第17話 帰還
「どうしよっか。」
ノアの質問に、うーん、とレベッカも悩む。
場所は門の中。
小さな部屋になっていて、腰ぐらいの高さの台座がぽつりとあるだけだ。
基本、門の中はこんな感じ。
まるで魔道具、と言われるように、そこはかとなくシステマティックで、ただ一つ、人が生まれ持つステータス画面にこのダンジョンのこの階層が刻まれのみ。
また、協会で発行されるステータスプレートも、本人のステータスを読み込んで、シスターの手により書き直されるのだ。
この台座の使い方。
それは、この世界に生きる者なら小さい頃に教えられる移動方法。
階層、と言ってはいるがその移動は階段ではなく、ひとえにこの台座が頼りである。
台座に触れると頭の中に自らの移動可能場所が浮かび上がる。
このダンジョンについての、踏破済み階層が頭の中に浮かび上がるのだ。
ちなみにこのイメージには、行ったことはなくても地上が含まれる。
間違っても地上を選ぶなんて愚の骨頂だ。はじめに台座を使うときに、とくに覚えさせられる事項でもある。
二人がこのダンジョンを潜るのは、学校から数えても長いのだが、この階層に来るのは初めてで、だからこそ、門番と戦ったのだが、当然のごとく、そこまでの階層はすべてクリアしている。

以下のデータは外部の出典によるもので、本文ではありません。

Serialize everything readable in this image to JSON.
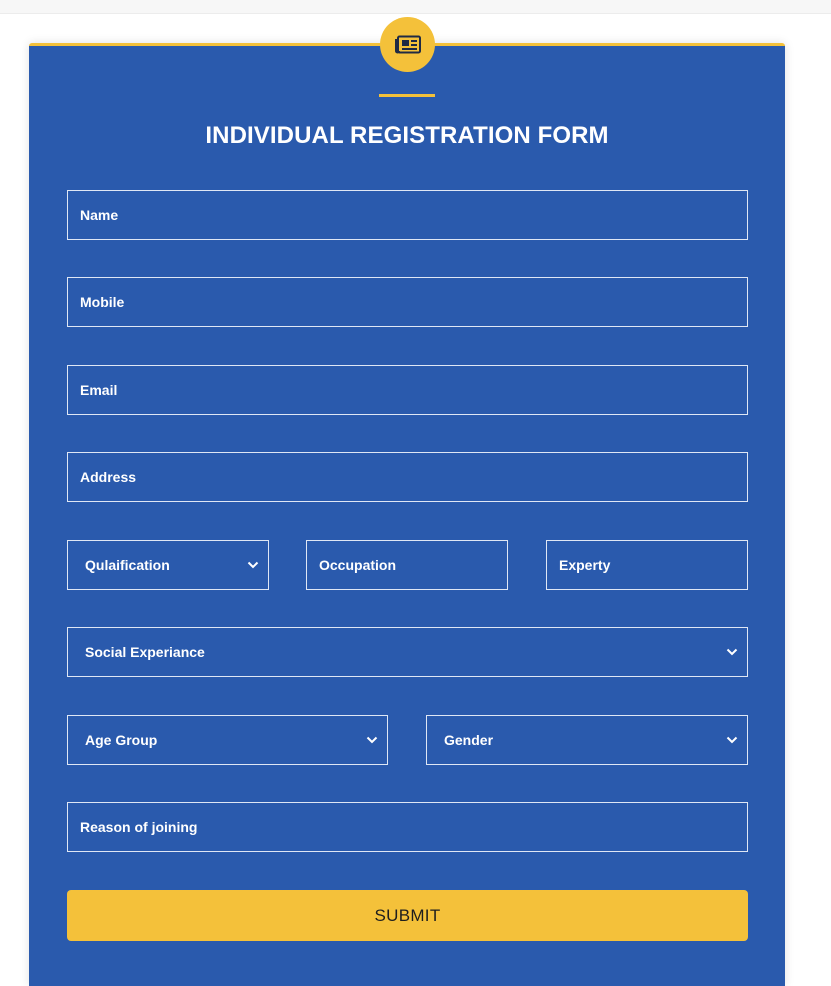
{
  "form": {
    "title": "INDIVIDUAL REGISTRATION FORM",
    "icon": "newspaper-icon",
    "colors": {
      "card": "#2a5aad",
      "accent": "#f4c13a",
      "text": "#ffffff"
    },
    "fields": {
      "name": "Name",
      "mobile": "Mobile",
      "email": "Email",
      "address": "Address",
      "qualification": "Qulaification",
      "occupation": "Occupation",
      "experty": "Experty",
      "social_experience": "Social Experiance",
      "age_group": "Age Group",
      "gender": "Gender",
      "reason": "Reason of joining"
    },
    "submit_label": "SUBMIT"
  }
}
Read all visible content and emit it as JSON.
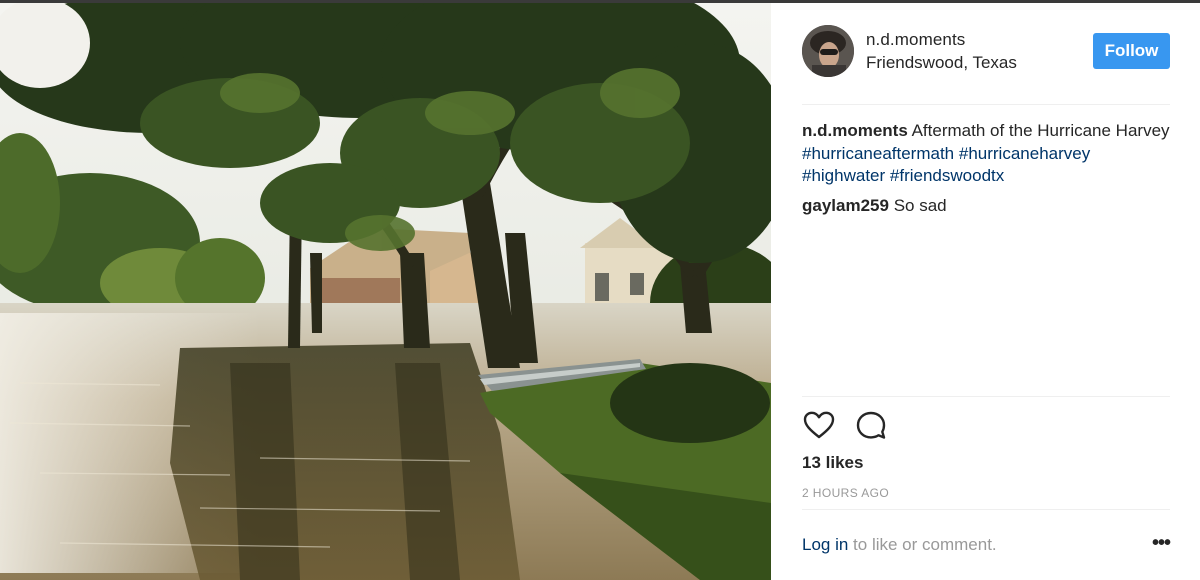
{
  "post": {
    "username": "n.d.moments",
    "location": "Friendswood, Texas",
    "follow_label": "Follow"
  },
  "caption": {
    "username": "n.d.moments",
    "text": "Aftermath of the Hurricane Harvey",
    "hashtags": [
      "#hurricaneaftermath",
      "#hurricaneharvey",
      "#highwater",
      "#friendswoodtx"
    ]
  },
  "comments": [
    {
      "username": "gaylam259",
      "text": "So sad"
    }
  ],
  "actions": {
    "like_icon": "heart-icon",
    "comment_icon": "speech-bubble-icon"
  },
  "likes": "13 likes",
  "timestamp": "2 HOURS AGO",
  "login": {
    "link": "Log in",
    "rest": " to like or comment.",
    "more_label": "•••"
  },
  "colors": {
    "follow_button": "#3897f0",
    "hashtag": "#003569",
    "muted": "#999999",
    "divider": "#efefef"
  }
}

だから、地上からこの48層、そして次の49階層まで、行く先をすべて選べるのだが・・・
「どうしよっか。」
二人が悩むのは実はSランクかつ、他のダンジョンに行く必要があるからこそ、だともいえる。
50階層。
Sランクが特別なのは伊達じゃない。
実は越えられない壁、があるのだ。
すべてのダンジョンの49階層には門が2重になっている。
ここまではよく知られるところだ。
多くのDDが、実は49階層までは到着しているのだ。
1つめの門は攻略し、そして同じように50階層への入り口が現れる。
そこは、だが、50階層の、本当に、入り口に過ぎない。
50階層だけは、すぐにその先に行く試練が現れる。
その試練を超えたとき、人は知ることになるのだ。
ダンジョンの謎の大いなる一端を。
ただこの試練は、1度きり。
この試練を超えた者こそがSランク。
DDの到達点。
二人はもうこの試練は乗り越えた。だからこそのSランク。
試練自体は他のダンジョンと共通、という、大いなる謎のヒントがあるにはあるのだが、それはSの壁を越えた者だけが知れば良い。
「やっぱ、正攻法で行こうぜ。時間もあるし。」
「・・・そうよねぇ。たまには外の世界を楽しむとしますか。」
二人はそう結論づけると、台座から尋ねられ続けていた質問に答える。
「「5階層へ」」
その意思を台座が汲み取ったのだろうか。
二人を淡い光が包み込むと、部屋全体に、円やら線やら文字やらが現れる。
二人を包む光は徐々に広がり円の外側まで達すると、ピカーン。ひときわ強く光を発した。
次の瞬間、その部屋からは人の気配はなく・・・
「到着っと。」
「ああ疲れた。報告は明日でいいよね。帰りましょ。」
二人の姿は、ダンジョン5階。とある殺風景なビルのロビーへと、光と共に現れる。
イグジットビル。
ダンジョンからの出口=5層入り口に立てられたこのビルは、1階のこのだだっ広いロビーを中心に、ちょっとした売店やら、飲み屋が並ぶ。
上階には、案内所や診療所。
上の層やら下のダンジョンからの出口として、人々が現れる場所である。
現れる人からしたら入り口、なのだが・・・。
ダンジョンから出てくる、というDDたちの気分を汲み取ったのか、出口と称されるこのビルの、町としては反対側には、門番を有するエントランスビルがある。この階層からどこかに行くにはそこへ行く必要があるというわけだ。
ダンジョンに潜る場合、エントランスビルから入って、町の反対側のイグジットビルから出る、という面倒くさいことになっている。
出口と入り口が違う、この不便がなければもっと楽なのに、そんな風にぼやきながら、二人は数日ぶりの町へとぶらり、繰り出すのだった。